Designed for students in grades 3 to 12, “Engineer It!” combines history and engineering as students explore the Industrial Revolution. Working in pairs, students use the engineering design process in a design-and-build challenge using plastic building pieces that connect with metal bolts, nuts and L-brackets. They use simple machines including an inclined plane, a pulley, and wheel and axle that mirror complex machines in the city’s many gatehouses, which students also visit . 

“The Tsongas Industrial History Center is tremendously helpful because it makes learning meaningful by applying concepts to real-life situations,” says Curley. 

The “Engineer It!” workshop helps reinforce student learning as state standards place an increased emphasis on engineering. 

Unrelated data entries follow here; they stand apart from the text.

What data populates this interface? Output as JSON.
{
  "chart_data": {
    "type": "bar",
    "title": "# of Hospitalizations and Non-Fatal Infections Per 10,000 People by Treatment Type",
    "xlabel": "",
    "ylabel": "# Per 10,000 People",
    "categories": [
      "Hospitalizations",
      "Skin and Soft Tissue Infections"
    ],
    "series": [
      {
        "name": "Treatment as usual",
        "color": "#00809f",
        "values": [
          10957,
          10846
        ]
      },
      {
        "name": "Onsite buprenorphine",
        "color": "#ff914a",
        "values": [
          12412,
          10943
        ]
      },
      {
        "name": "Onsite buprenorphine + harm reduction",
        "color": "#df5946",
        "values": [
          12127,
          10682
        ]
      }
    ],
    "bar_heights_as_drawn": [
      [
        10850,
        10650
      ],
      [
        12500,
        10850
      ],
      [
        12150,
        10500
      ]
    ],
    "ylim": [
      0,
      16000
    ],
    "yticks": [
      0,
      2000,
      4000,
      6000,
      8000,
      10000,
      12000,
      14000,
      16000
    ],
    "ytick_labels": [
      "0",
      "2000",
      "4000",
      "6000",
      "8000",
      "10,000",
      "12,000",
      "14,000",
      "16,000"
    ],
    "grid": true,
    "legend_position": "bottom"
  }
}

Curley says: “We don’t have a lot of resources in middle school education to teach engineering, so this workshop really helps fill that void.” 

The THIC’s programs are based on state and national curriculum frameworks, and are reviewed to ensure relevance to all state and national standards, including the Common Core State Frameworks literacy skills. 

TIHC Director Sheila Kirschbaum says: “Engineer It! has been in development for many years, and it’s great to see all of the feedback from our university and classroom teacher advisers come together to get it done.” 

In other TIHC workshops, students work on an assembly line, role-play as immigrants, vote in a town meeting, create canal systems and test water wheels, measure water quality and trace the flow of groundwater pollution. 

The Tsongas Industrial History Center is a partnership between the University of Massachusetts Lowell Graduate School of Education and Lowell National Historical Park.